1x07 - Mauvais esprit (4/15) - Sans avenir
Assis à son bureau dans sa chambre, un stylet à la main, Caesar est en plein exercice de remue-méninges, d'après les termes qu'il a gribouillés un peu partout sur la surface intelligente, dont certains sont entourés, soulignés, ou reliés par des flèches.
Le commentaire de Jack, hier, sur son projet universitaire, l'a vraiment secoué. Sans doute plus que le blond n'en avait l'intention. Surtout cette histoire de dissertation.
Où qu'on veuille aller à la fac, une lettre de motivation est nécessaire. Ce n'est qu'une formalité, puisque personne ne s'est jamais vu refuser l'entrée où que ce soit, quitte à être réorienté vers un programme adapté, mais c'est indispensable. Ça permet à la fois de confirmer le choix d'une haute école spécialisée — ou le corriger, d'ailleurs —, et aussi d'orienter les étudiants peut-être moins sûrs de leur avenir, qui en ce qui les concerne chercheront plutôt à intégrer une faculté qui propose tout un éventail un peu plus standard de cursus. Rien ne les empêche de rejoindre une université à domaines réduits par la suite, une fois leur projet construit, de toute façon.

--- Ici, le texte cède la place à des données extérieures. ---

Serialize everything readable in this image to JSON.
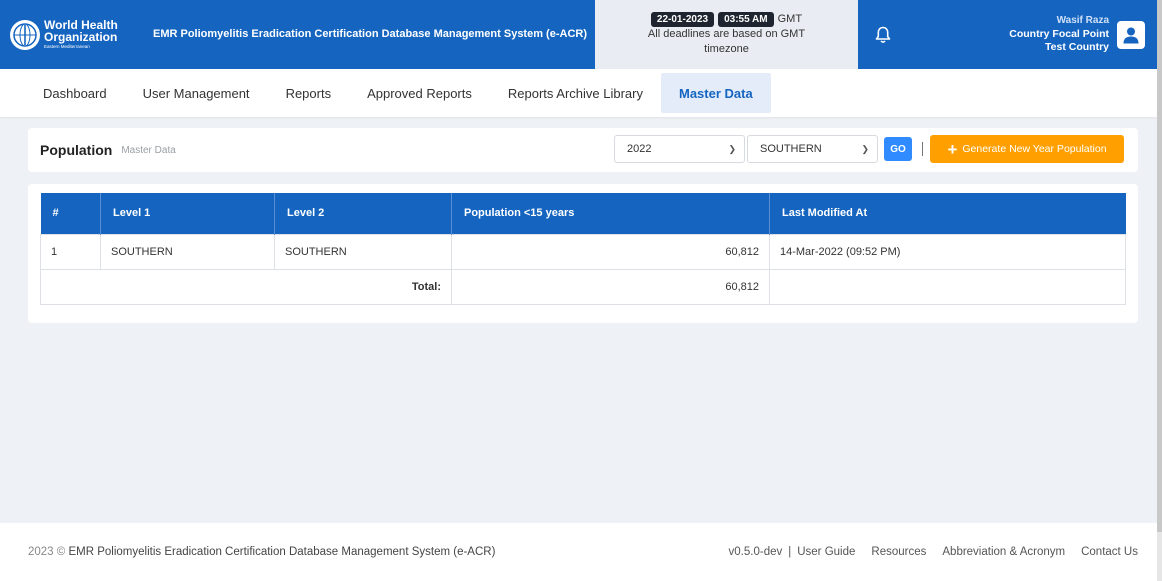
{
  "header": {
    "logo_line1": "World Health",
    "logo_line2": "Organization",
    "logo_line3": "Eastern Mediterranean",
    "app_title": "EMR Poliomyelitis Eradication Certification Database Management System (e-ACR)",
    "date": "22-01-2023",
    "time": "03:55 AM",
    "tz": "GMT",
    "deadline_note": "All deadlines are based on GMT timezone",
    "user_name": "Wasif Raza",
    "user_role": "Country Focal Point Test Country",
    "colors": {
      "brand": "#1565c0",
      "accent_orange": "#ffa000",
      "go_blue": "#2f8bff"
    },
    "icons": {
      "bell": "bell-icon",
      "avatar": "user-icon",
      "logo": "who-globe-icon"
    }
  },
  "nav": {
    "items": [
      {
        "label": "Dashboard"
      },
      {
        "label": "User Management"
      },
      {
        "label": "Reports"
      },
      {
        "label": "Approved Reports"
      },
      {
        "label": "Reports Archive Library"
      },
      {
        "label": "Master Data",
        "active": true
      }
    ]
  },
  "page": {
    "title": "Population",
    "subtitle": "Master Data",
    "year_selected": "2022",
    "region_selected": "SOUTHERN",
    "go_label": "GO",
    "generate_label": "Generate New Year Population"
  },
  "table": {
    "headers": [
      "#",
      "Level 1",
      "Level 2",
      "Population <15 years",
      "Last Modified At"
    ],
    "rows": [
      {
        "index": "1",
        "level1": "SOUTHERN",
        "level2": "SOUTHERN",
        "population": "60,812",
        "modified": "14-Mar-2022 (09:52 PM)"
      }
    ],
    "total_label": "Total:",
    "total_value": "60,812"
  },
  "footer": {
    "year": "2023 ©",
    "system_name": "EMR Poliomyelitis Eradication Certification Database Management System (e-ACR)",
    "version": "v0.5.0-dev",
    "divider": "|",
    "links": [
      "User Guide",
      "Resources",
      "Abbreviation & Acronym",
      "Contact Us"
    ]
  }
}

Puisque Caesar fait partie de ces lycéens sortants qui n'ont pas d'ambition bien définie encore, il a l'intention de déposer sa candidature à l'UIC[1], par souci de simplicité. Pourquoi aller chercher plus loin ? Même si l'endroit accueille un bon programme de médecine, que suit Markus, il offre également un panel généraliste bien fourni. Caes aurait pu faire part de cette conclusion rapide à Jack hier, mais sa question l'a trop pris de court pour qu'il puisse tenir ce raisonnement à haute voix. Il se dit qu'il lui en parlera quand le sujet reviendra dans la conversation.
Malheureusement pour l'adolescent, la connaissance de sa destination ne diminue en rien la difficulté de l'exercice de rédaction qu'il est en train d'entreprendre. Ce type de texte est supposé résumer le candidat, faire le bilan de ses atouts et de ses points faibles, à travers le récit d'un ou plusieurs évènements relativement décisifs dans sa vie, autant que faire se peut. Et d'après Jack, et sans doute bon nombre d'autres personnes, Caesar devrait avoir son histoire déterminante pratiquement cousue de fil blanc. Pourtant, il n'arrive pas à se résoudre à parler de la prise d'otages.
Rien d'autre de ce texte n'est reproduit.